Entrepreneurship, mass media distribution, intellectual property—I have been discussing these topics with Wesleyan students throughout the Fall 2025 semester, not in the classroom of a communications or government course, but in the Goldrach Gallery. Together we have been considering the work of the British artist William Hogarth (1696–1764) featured in the DAC’s exhibition, Squalor City: William Hogarth’s London. In particular, we have been thinking through the ways Hogarth’s innovative approaches to print publishing bore upon the content of his pictures, typically satirical scenarios of daily life in Georgian-era London (roughly 1714 to 1837). Hogarth was an accomplished painter, and while he offered his paintings for sale, he also used them as compositional prototypes for planned print editions. He opened his studio to visitors from the public who could view the paintings, and if they were pleased, purchase a subscription to a printed set of the pictures. He also advertised forthcoming print editions in periodicals. Occasionally, he would print the same image on different papers, charging more for the impressions printed on finer stock. Hogarth also advocated for the protection of his intellectual property. Thanks to his efforts, Parliament passed England’s first copyright legislation, The Engraver’s Act, sometimes called Hogarth’s Act, in 1735. Hogarth’s art provides students in disciplines from English to Art Studio a tangible case study of how aesthetics and ideas manifest in the material world of commerce and political economy.
As part of the Squalor City programming, the DAC partnered with the English department to host Associate Professor of English Abigail Zitin from Rutgers University, a scholar of Hogarth’s aesthetic theory, for a special Hogarth study day with some of Wesleyan’s English majors. For me as an art curator, it was immensely rewarding to spend ample time with scholars and students who approach Hogarth’s work from the perspective of literary studies. In turn, I hope that some of the information I shared about Hogarth’s place in the art historical context of his time fleshed out their understanding of the artist, and indeed, the material culture of Georgian England.
The DAC’s rich Hogarth holdings are only a minuscule part of the collection, which encompasses over 25,000 artworks, mostly prints, drawings, and photographs.

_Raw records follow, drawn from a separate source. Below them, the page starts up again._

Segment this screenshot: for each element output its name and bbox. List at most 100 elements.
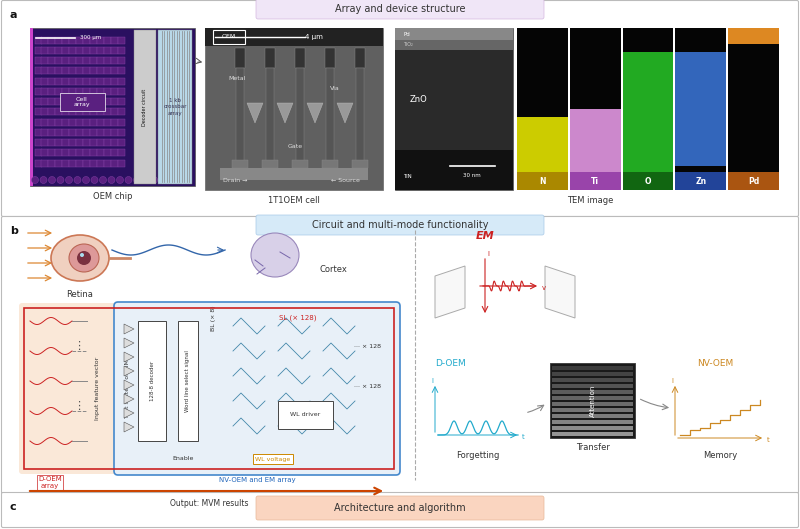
Bar <box>90 78 97 85</box>
Text: Gate: Gate <box>287 143 302 149</box>
Bar <box>110 88 118 95</box>
Bar <box>97 47 104 54</box>
Bar <box>55 118 62 125</box>
Text: Enable: Enable <box>172 457 194 461</box>
Text: Cortex: Cortex <box>320 266 348 275</box>
Text: 4 μm: 4 μm <box>305 34 323 40</box>
Bar <box>69 47 76 54</box>
Bar <box>118 57 125 64</box>
Text: Test system of CIM: Test system of CIM <box>126 359 130 418</box>
Bar <box>220 168 368 180</box>
Bar <box>104 118 110 125</box>
Polygon shape <box>124 324 134 334</box>
Text: v: v <box>542 285 546 291</box>
Bar <box>395 150 513 190</box>
Text: Input feature vector: Input feature vector <box>94 357 99 420</box>
Bar <box>110 57 118 64</box>
Bar <box>34 57 42 64</box>
Bar <box>42 118 49 125</box>
Ellipse shape <box>77 251 91 265</box>
Bar <box>42 78 49 85</box>
Bar <box>69 98 76 105</box>
Circle shape <box>91 177 98 184</box>
Text: Pd: Pd <box>403 32 410 37</box>
Polygon shape <box>124 366 134 376</box>
Circle shape <box>142 177 149 184</box>
Bar <box>48 47 55 54</box>
Bar <box>213 30 245 44</box>
Bar <box>34 67 42 74</box>
Bar <box>48 88 55 95</box>
Bar <box>395 40 513 50</box>
Bar <box>83 67 90 74</box>
Bar <box>118 47 125 54</box>
Bar <box>34 108 42 115</box>
Circle shape <box>99 177 106 184</box>
Bar <box>42 139 49 146</box>
Bar <box>395 28 513 40</box>
Bar <box>69 67 76 74</box>
Bar <box>675 28 726 52</box>
Bar <box>158 30 192 184</box>
Bar <box>42 57 49 64</box>
Bar <box>76 118 83 125</box>
Bar <box>55 108 62 115</box>
Bar <box>110 47 118 54</box>
Bar <box>69 149 76 156</box>
Bar <box>118 37 125 43</box>
Text: NV-OEM and EM array: NV-OEM and EM array <box>218 477 295 483</box>
Bar <box>675 52 726 166</box>
Bar <box>76 88 83 95</box>
Bar <box>570 109 621 190</box>
Bar <box>69 118 76 125</box>
Bar <box>48 57 55 64</box>
Bar <box>550 363 635 438</box>
Bar <box>110 78 118 85</box>
Bar <box>118 67 125 74</box>
Bar <box>62 118 69 125</box>
Bar <box>62 139 69 146</box>
Bar <box>118 88 125 95</box>
Bar <box>104 67 110 74</box>
Bar <box>675 172 726 190</box>
Bar <box>552 396 633 400</box>
Bar <box>76 160 83 167</box>
Bar <box>552 432 633 436</box>
Text: a: a <box>10 10 18 20</box>
Text: Attention: Attention <box>590 384 595 417</box>
Bar <box>97 160 104 167</box>
Text: I: I <box>487 251 489 257</box>
Bar <box>55 88 62 95</box>
Bar <box>118 98 125 105</box>
Bar <box>104 149 110 156</box>
Text: Via: Via <box>330 86 340 90</box>
Bar <box>326 68 334 163</box>
Text: O: O <box>645 177 651 186</box>
Text: Cell
array: Cell array <box>74 97 90 107</box>
Bar <box>76 98 83 105</box>
Text: 1 kb
crossbar
array: 1 kb crossbar array <box>163 98 186 116</box>
Bar <box>232 160 248 168</box>
Bar <box>104 78 110 85</box>
Bar <box>296 68 304 163</box>
Bar <box>55 160 62 167</box>
Bar <box>118 149 125 156</box>
Bar <box>69 57 76 64</box>
Bar <box>55 67 62 74</box>
Bar <box>48 67 55 74</box>
Bar <box>42 47 49 54</box>
Bar <box>728 28 779 44</box>
Bar <box>83 78 90 85</box>
Circle shape <box>57 177 64 184</box>
Bar <box>104 160 110 167</box>
Bar <box>76 47 83 54</box>
Bar <box>118 108 125 115</box>
Bar <box>69 139 76 146</box>
Bar <box>62 57 69 64</box>
Bar <box>266 68 274 163</box>
Bar <box>104 57 110 64</box>
Text: N: N <box>539 177 546 186</box>
Bar <box>110 118 118 125</box>
Bar <box>110 67 118 74</box>
Bar <box>69 37 76 43</box>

Representing the entire history of Western graphic art from the late Middle Ages to art of the present day, the collection includes some of the earliest woodcuts and engravings made in Europe as well as works by contemporary artists William Kentridge and Kara Walker—all of which support teaching, learning, and research at Wesleyan as well as the research of scholars, artists, and museum professionals who visit from around the world.